No início dos 1990, a facilidade em contar histórias e os temas populares faziam de Demme o realizador mais acessível da sua geração. Pelo menos em teoria, pois a aprovação da crítica não impulsionava a bilheteria. Demme chegou a considerar que estava fazendo tudo errado. Tomado pela dúvida, arriscou. Apostou no alto contraste, na luz dura e nos close-ups em O Silêncio dos Inocentes (1991), o encontro de uma agente do FBI (Jodie Foster) e um serial killer (Anthony Hopkins), um dos melhores thrillers já realizados.
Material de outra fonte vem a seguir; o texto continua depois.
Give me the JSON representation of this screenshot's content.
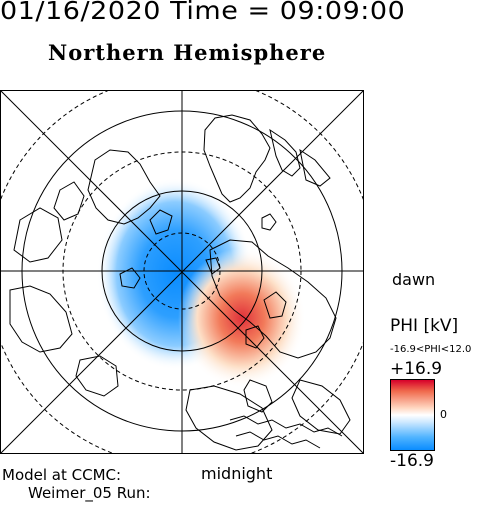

A câmera subjetiva de Fuller e Hitchcock rendeu-lhe um Oscar e deu fôlego à carreira. Na sequência, Filadélfia denunciou o preconceito aos portadores de HIV. Um filme diferente mas igualmente icônico. Outro sucesso.
O reconhecimento do público não acomodou o diretor, que perambulou entre ficção, documentário, televisão e videoclipe até o final do ano passado, quando decidiu passar mais tempo com a família. O Casamento de Rachel (2008) ainda merece mais atenção. Na paisagem atual, as influencias ecoam na iluminação de Paul Thomas Anderson, na simetria de Wes Anderson, e no naturalismo de Alexander Payne. Empenhado em contar histórias envolventes e significativas, Jonathan Demme priorizou a emoção. Em seus melhores trabalhos, os filmes se diluem para além do cinema, como que preparados para nos acompanhar na vida.